A federal judge appointed by Barack Obama recently ruled in favor of the Department of the Treasury and the Internal Revenue Service against American-based banks, dictating that US banks must answer to foreign governments regarding the holdings of certain individuals, as reported by Accounting Today on Jan. 16, 2014.

Named to the US District Court for the District of Columbia by Obama in 2010, Judge James E. Boasberg coincidentally happens to be the very same member of the judiciary who ruled in 2013 that the IRS had "exceeded its statutory authority in imposing testing and continuing education requirements on tax preparers."

In his latest ruling from the bench, the San Francisco native ruled that US banks have no choice but to report to foreign governments of the holdings of nonresident alien account holders.

As cited, "under the intergovernmental agreements that the Treasury Department has signed with other countries’ tax authorities in an effort to implement the Foreign Account Tax Compliance Act (FATCA)."

As part of Obama's HIRE Act of 2010, FATCA was eventually incorporated into the HIRE Act to combat offshore tax evasion.

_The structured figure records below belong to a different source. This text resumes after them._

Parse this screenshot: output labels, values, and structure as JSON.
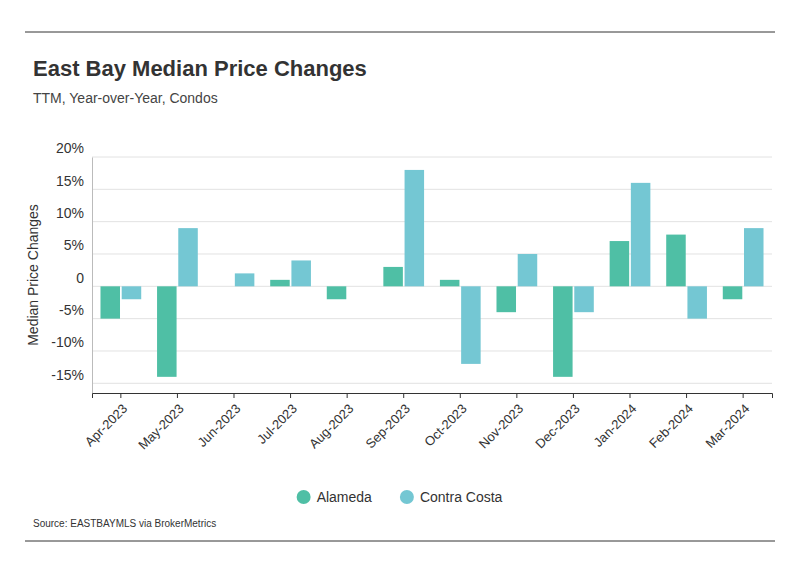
{
  "chart_data": {
    "type": "bar",
    "title": "East Bay Median Price Changes",
    "subtitle": "TTM, Year-over-Year, Condos",
    "y_label": "Median Price Changes",
    "source": "Source: EASTBAYMLS via BrokerMetrics",
    "categories": [
      "Apr-2023",
      "May-2023",
      "Jun-2023",
      "Jul-2023",
      "Aug-2023",
      "Sep-2023",
      "Oct-2023",
      "Nov-2023",
      "Dec-2023",
      "Jan-2024",
      "Feb-2024",
      "Mar-2024"
    ],
    "series": [
      {
        "name": "Alameda",
        "color": "#4fbfa5",
        "values": [
          -5,
          -14,
          0,
          1,
          -2,
          3,
          1,
          -4,
          -14,
          7,
          8,
          -2
        ]
      },
      {
        "name": "Contra Costa",
        "color": "#74c7d3",
        "values": [
          -2,
          9,
          2,
          4,
          0,
          18,
          -12,
          5,
          -4,
          16,
          -5,
          9
        ]
      }
    ],
    "ylim": [
      -16.5,
      20
    ],
    "yticks": [
      {
        "value": 20,
        "label": "20%"
      },
      {
        "value": 15,
        "label": "15%"
      },
      {
        "value": 10,
        "label": "10%"
      },
      {
        "value": 5,
        "label": "5%"
      },
      0,
      {
        "value": -5,
        "label": "-5%"
      },
      {
        "value": -10,
        "label": "-10%"
      },
      {
        "value": -15,
        "label": "-15%"
      }
    ],
    "grid": true,
    "legend": "bottom"
  }
}
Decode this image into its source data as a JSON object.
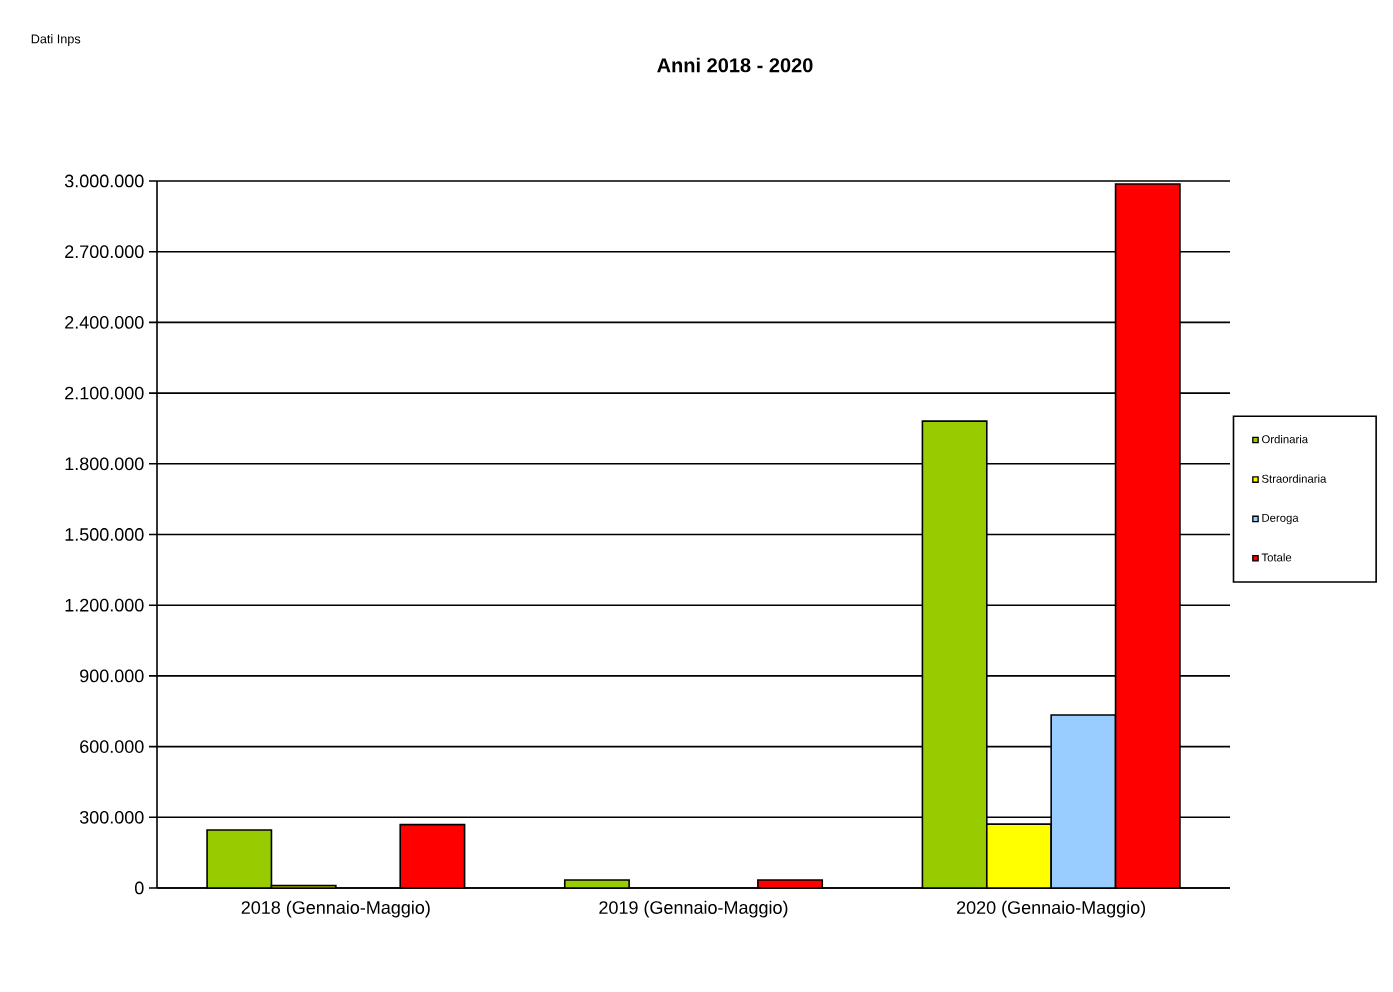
{
  "chart_data": {
    "type": "bar",
    "title": "Anni 2018 - 2020",
    "annotations": [
      "Dati Inps"
    ],
    "categories": [
      "2018 (Gennaio-Maggio)",
      "2019 (Gennaio-Maggio)",
      "2020 (Gennaio-Maggio)"
    ],
    "series": [
      {
        "name": "Ordinaria",
        "color": "#99cc00",
        "values": [
          246000,
          34000,
          1981000
        ]
      },
      {
        "name": "Straordinaria",
        "color": "#ffff00",
        "values": [
          10000,
          null,
          271000
        ]
      },
      {
        "name": "Deroga",
        "color": "#99ccff",
        "values": [
          null,
          null,
          734000
        ]
      },
      {
        "name": "Totale",
        "color": "#ff0000",
        "values": [
          269000,
          34000,
          2987000
        ]
      }
    ],
    "ylim": [
      0,
      3000000
    ],
    "yticks": [
      0,
      {
        "value": 300000,
        "label": "300.000"
      },
      {
        "value": 600000,
        "label": "600.000"
      },
      {
        "value": 900000,
        "label": "900.000"
      },
      {
        "value": 1200000,
        "label": "1.200.000"
      },
      {
        "value": 1500000,
        "label": "1.500.000"
      },
      {
        "value": 1800000,
        "label": "1.800.000"
      },
      {
        "value": 2100000,
        "label": "2.100.000"
      },
      {
        "value": 2400000,
        "label": "2.400.000"
      },
      {
        "value": 2700000,
        "label": "2.700.000"
      },
      {
        "value": 3000000,
        "label": "3.000.000"
      }
    ],
    "grid": "y",
    "legend": "right"
  }
}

FATCA requires foreign financial institutions to report on their holdings of American citizens and residents to the IRS or else face stiff penalties.

Boasberg's ruling requires US banks to reciprocate in kind, despite no treaty binding them liable per the US Constitution.

Fighting a losing battle in the court system, "the Florida Bankers Association and the Texas Bankers Association challenged those reporting requirements in a lawsuit last year against the Treasury Department, alleging that the regulations violated the Administrative Procedure Act and the Regulatory Flexibility Act."

Accounting Today also noted that as part of their argument before Judge Boasberg, "they argued that the IRS regulations would cause far more harm to the banks than anticipated, leading to 'capital flight' by nonresident aliens from U.S. banks to banks abroad."